Trajectoire des taux de la RBNZ au centre de l’attention
Les marchés évaluent la probabilité d’une hausse des taux de la Banque de réserve de Nouvelle-Zélande (RBNZ, la banque centrale du pays) cette année, car la hausse du prix du pétrole liée au conflit au Moyen-Orient se répercute sur le coût de l’essence et des billets d’avion. Les prix de marché suggèrent une hausse de 25 points de base (0,25 point de pourcentage) en septembre et une probabilité de plus de 70% d’une autre hausse en décembre. Le dollar américain s’affaiblit, car la peur du risque diminue après des informations selon lesquelles les États-Unis pourraient former une coalition pour escorter des navires dans le détroit d’Ormuz. Le secrétaire américain à l’Énergie, Chris Wright, a déclaré que le conflit États-Unis–Israël avec l’Iran pourrait se terminer “dans les prochaines semaines”, ce qui pourrait soutenir l’offre de pétrole (la quantité disponible) et réduire les prix de l’énergie.

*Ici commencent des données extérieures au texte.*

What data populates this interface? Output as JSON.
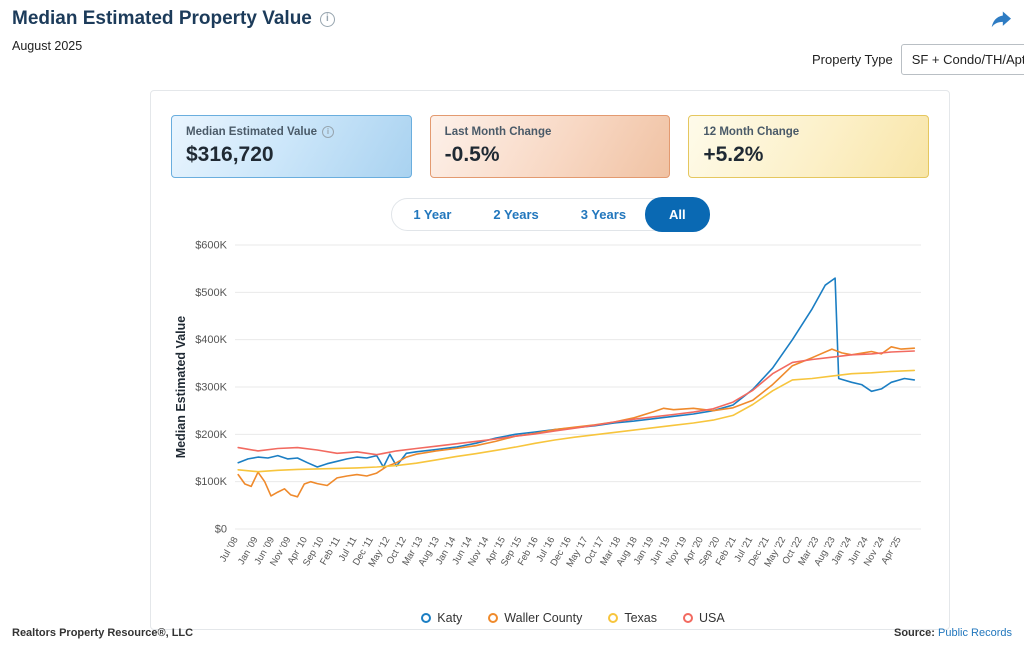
{
  "header": {
    "title": "Median Estimated Property Value",
    "subtitle": "August 2025",
    "property_type_label": "Property Type",
    "property_type_value": "SF + Condo/TH/Apt",
    "share_icon": "share-arrow",
    "accent_color": "#2e7cc3"
  },
  "stats": [
    {
      "key": "median-estimated-value",
      "label": "Median Estimated Value",
      "value": "$316,720",
      "has_info": true
    },
    {
      "key": "last-month-change",
      "label": "Last Month Change",
      "value": "-0.5%",
      "has_info": false
    },
    {
      "key": "12-month-change",
      "label": "12 Month Change",
      "value": "+5.2%",
      "has_info": false
    }
  ],
  "tabs": [
    {
      "label": "1 Year",
      "active": false
    },
    {
      "label": "2 Years",
      "active": false
    },
    {
      "label": "3 Years",
      "active": false
    },
    {
      "label": "All",
      "active": true
    }
  ],
  "footer": {
    "left": "Realtors Property Resource®, LLC",
    "source_label": "Source:",
    "source_value": "Public Records"
  },
  "chart_data": {
    "type": "line",
    "title": "",
    "ylabel": "Median Estimated Value",
    "y_unit": "thousand USD",
    "x_unit": "decimal_year",
    "ylim": [
      0,
      600
    ],
    "xlim": [
      2008.42,
      2025.75
    ],
    "grid": "horizontal",
    "legend_position": "bottom",
    "yticks": [
      {
        "label": "$0",
        "value": 0
      },
      {
        "label": "$100K",
        "value": 100
      },
      {
        "label": "$200K",
        "value": 200
      },
      {
        "label": "$300K",
        "value": 300
      },
      {
        "label": "$400K",
        "value": 400
      },
      {
        "label": "$500K",
        "value": 500
      },
      {
        "label": "$600K",
        "value": 600
      }
    ],
    "xticks": [
      {
        "label": "Jul '08",
        "t": 2008.5
      },
      {
        "label": "Jan '09",
        "t": 2009.0
      },
      {
        "label": "Jun '09",
        "t": 2009.417
      },
      {
        "label": "Nov '09",
        "t": 2009.833
      },
      {
        "label": "Apr '10",
        "t": 2010.25
      },
      {
        "label": "Sep '10",
        "t": 2010.667
      },
      {
        "label": "Feb '11",
        "t": 2011.083
      },
      {
        "label": "Jul '11",
        "t": 2011.5
      },
      {
        "label": "Dec '11",
        "t": 2011.917
      },
      {
        "label": "May '12",
        "t": 2012.333
      },
      {
        "label": "Oct '12",
        "t": 2012.75
      },
      {
        "label": "Mar '13",
        "t": 2013.167
      },
      {
        "label": "Aug '13",
        "t": 2013.583
      },
      {
        "label": "Jan '14",
        "t": 2014.0
      },
      {
        "label": "Jun '14",
        "t": 2014.417
      },
      {
        "label": "Nov '14",
        "t": 2014.833
      },
      {
        "label": "Apr '15",
        "t": 2015.25
      },
      {
        "label": "Sep '15",
        "t": 2015.667
      },
      {
        "label": "Feb '16",
        "t": 2016.083
      },
      {
        "label": "Jul '16",
        "t": 2016.5
      },
      {
        "label": "Dec '16",
        "t": 2016.917
      },
      {
        "label": "May '17",
        "t": 2017.333
      },
      {
        "label": "Oct '17",
        "t": 2017.75
      },
      {
        "label": "Mar '18",
        "t": 2018.167
      },
      {
        "label": "Aug '18",
        "t": 2018.583
      },
      {
        "label": "Jan '19",
        "t": 2019.0
      },
      {
        "label": "Jun '19",
        "t": 2019.417
      },
      {
        "label": "Nov '19",
        "t": 2019.833
      },
      {
        "label": "Apr '20",
        "t": 2020.25
      },
      {
        "label": "Sep '20",
        "t": 2020.667
      },
      {
        "label": "Feb '21",
        "t": 2021.083
      },
      {
        "label": "Jul '21",
        "t": 2021.5
      },
      {
        "label": "Dec '21",
        "t": 2021.917
      },
      {
        "label": "May '22",
        "t": 2022.333
      },
      {
        "label": "Oct '22",
        "t": 2022.75
      },
      {
        "label": "Mar '23",
        "t": 2023.167
      },
      {
        "label": "Aug '23",
        "t": 2023.583
      },
      {
        "label": "Jan '24",
        "t": 2024.0
      },
      {
        "label": "Jun '24",
        "t": 2024.417
      },
      {
        "label": "Nov '24",
        "t": 2024.833
      },
      {
        "label": "Apr '25",
        "t": 2025.25
      }
    ],
    "series": [
      {
        "name": "Katy",
        "color": "#1b7ec3",
        "x": [
          2008.5,
          2008.75,
          2009.0,
          2009.25,
          2009.5,
          2009.75,
          2010.0,
          2010.25,
          2010.5,
          2010.75,
          2011.0,
          2011.25,
          2011.5,
          2011.75,
          2012.0,
          2012.17,
          2012.33,
          2012.5,
          2012.75,
          2013.0,
          2013.5,
          2014.0,
          2014.5,
          2015.0,
          2015.5,
          2016.0,
          2016.5,
          2017.0,
          2017.5,
          2018.0,
          2018.5,
          2019.0,
          2019.5,
          2020.0,
          2020.5,
          2021.0,
          2021.5,
          2022.0,
          2022.5,
          2023.0,
          2023.33,
          2023.58,
          2023.67,
          2024.0,
          2024.25,
          2024.5,
          2024.75,
          2025.0,
          2025.33,
          2025.58
        ],
        "y": [
          140,
          148,
          152,
          150,
          155,
          148,
          150,
          140,
          131,
          138,
          143,
          148,
          152,
          150,
          155,
          131,
          158,
          133,
          160,
          163,
          168,
          173,
          181,
          192,
          200,
          205,
          210,
          214,
          218,
          224,
          228,
          233,
          238,
          243,
          250,
          262,
          295,
          340,
          400,
          465,
          515,
          530,
          318,
          310,
          305,
          291,
          296,
          310,
          318,
          315
        ]
      },
      {
        "name": "Waller County",
        "color": "#ef8a2c",
        "x": [
          2008.5,
          2008.67,
          2008.83,
          2009.0,
          2009.17,
          2009.33,
          2009.5,
          2009.67,
          2009.83,
          2010.0,
          2010.17,
          2010.33,
          2010.5,
          2010.75,
          2011.0,
          2011.25,
          2011.5,
          2011.75,
          2012.0,
          2012.25,
          2012.5,
          2012.75,
          2013.0,
          2013.5,
          2014.0,
          2014.5,
          2015.0,
          2015.5,
          2016.0,
          2016.5,
          2017.0,
          2017.5,
          2018.0,
          2018.5,
          2019.0,
          2019.25,
          2019.5,
          2020.0,
          2020.5,
          2021.0,
          2021.5,
          2022.0,
          2022.5,
          2023.0,
          2023.5,
          2023.75,
          2024.0,
          2024.5,
          2024.75,
          2025.0,
          2025.25,
          2025.58
        ],
        "y": [
          115,
          95,
          90,
          120,
          100,
          70,
          78,
          85,
          72,
          68,
          95,
          100,
          96,
          92,
          108,
          112,
          115,
          112,
          118,
          132,
          140,
          152,
          158,
          165,
          170,
          176,
          185,
          196,
          202,
          210,
          215,
          220,
          226,
          235,
          248,
          255,
          252,
          255,
          250,
          256,
          272,
          305,
          345,
          362,
          380,
          372,
          368,
          375,
          370,
          385,
          380,
          382
        ]
      },
      {
        "name": "Texas",
        "color": "#f7c53d",
        "x": [
          2008.5,
          2009.0,
          2009.5,
          2010.0,
          2010.5,
          2011.0,
          2011.5,
          2012.0,
          2012.5,
          2013.0,
          2013.5,
          2014.0,
          2014.5,
          2015.0,
          2015.5,
          2016.0,
          2016.5,
          2017.0,
          2017.5,
          2018.0,
          2018.5,
          2019.0,
          2019.5,
          2020.0,
          2020.5,
          2021.0,
          2021.5,
          2022.0,
          2022.5,
          2023.0,
          2023.5,
          2024.0,
          2024.5,
          2025.0,
          2025.58
        ],
        "y": [
          125,
          121,
          124,
          126,
          127,
          128,
          129,
          131,
          134,
          139,
          146,
          153,
          159,
          166,
          173,
          181,
          188,
          194,
          199,
          204,
          209,
          214,
          219,
          224,
          230,
          240,
          263,
          292,
          315,
          318,
          323,
          328,
          330,
          333,
          335
        ]
      },
      {
        "name": "USA",
        "color": "#f26a60",
        "x": [
          2008.5,
          2009.0,
          2009.5,
          2010.0,
          2010.5,
          2011.0,
          2011.5,
          2012.0,
          2012.5,
          2013.0,
          2013.5,
          2014.0,
          2014.5,
          2015.0,
          2015.5,
          2016.0,
          2016.5,
          2017.0,
          2017.5,
          2018.0,
          2018.5,
          2019.0,
          2019.5,
          2020.0,
          2020.5,
          2021.0,
          2021.5,
          2022.0,
          2022.5,
          2023.0,
          2023.5,
          2024.0,
          2024.5,
          2025.0,
          2025.58
        ],
        "y": [
          172,
          165,
          170,
          172,
          167,
          160,
          163,
          157,
          165,
          170,
          175,
          180,
          185,
          190,
          196,
          201,
          207,
          213,
          219,
          226,
          232,
          237,
          242,
          247,
          254,
          268,
          293,
          328,
          352,
          358,
          363,
          368,
          370,
          374,
          376
        ]
      }
    ]
  }
}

À la fin de 2025, le NZD s’était renforcé grâce à des chiffres chinois d’industrie et de ventes au détail plus solides que prévu. Avec des prix du pétrole élevés liés au conflit au Moyen-Orient, cela a poussé les traders à anticiper des hausses de taux marquées de la RBNZ. Ce biais “hawkish” (un ton dur, favorable à des taux plus élevés) a aidé la paire NZD/USD à rester au-dessus de 0,5800. Mais la situation a beaucoup changé en mars 2026. La hausse de taux de la RBNZ fin 2025 a aggravé le ralentissement économique en Nouvelle-Zélande, confirmé par les dernières données. Les chiffres de Statistics New Zealand ont montré que le PIB (produit intérieur brut, la valeur totale de ce que l’économie produit) a reculé de 0,2% au dernier trimestre 2025, ce qui a poussé le marché à changer d’avis et à anticiper des baisses de taux plus tard cette année.Demande chinoise et facteurs côté USD
Le soutien attendu de la Chine s’est aussi révélé moins solide. Le dernier PMI manufacturier Caixin (un indice basé sur des enquêtes d’entreprises; au-dessus de 50 = croissance, en dessous de 50 = baisse) pour février est ressorti à 50,9, ce qui montre une hausse faible et souligne des difficultés persistantes. Le NZD ne peut donc plus compter sur une forte demande de son principal partenaire commercial pour monter. De l’autre côté, la direction du dollar américain est désormais centrale, la Réserve fédérale (Fed, la banque centrale des États-Unis) signalant de possibles baisses de taux à partir du milieu de l’année. L’outil CME FedWatch (un indicateur basé sur les prix des contrats à terme qui estime les probabilités de décisions de la Fed) indique une probabilité de plus de 65% d’une baisse de taux d’ici la réunion de juillet, ce qui limite une forte hausse du dollar. Ce bras de fer entre un NZD faible et un USD possiblement plus faible suggère qu’acheter de la volatilité (parier sur de grands mouvements de prix) via des options comme un straddle (achat simultané d’une option d’achat et d’une option de vente au même prix d’exercice) pourrait être une stratégie prudente pour les prochaines semaines.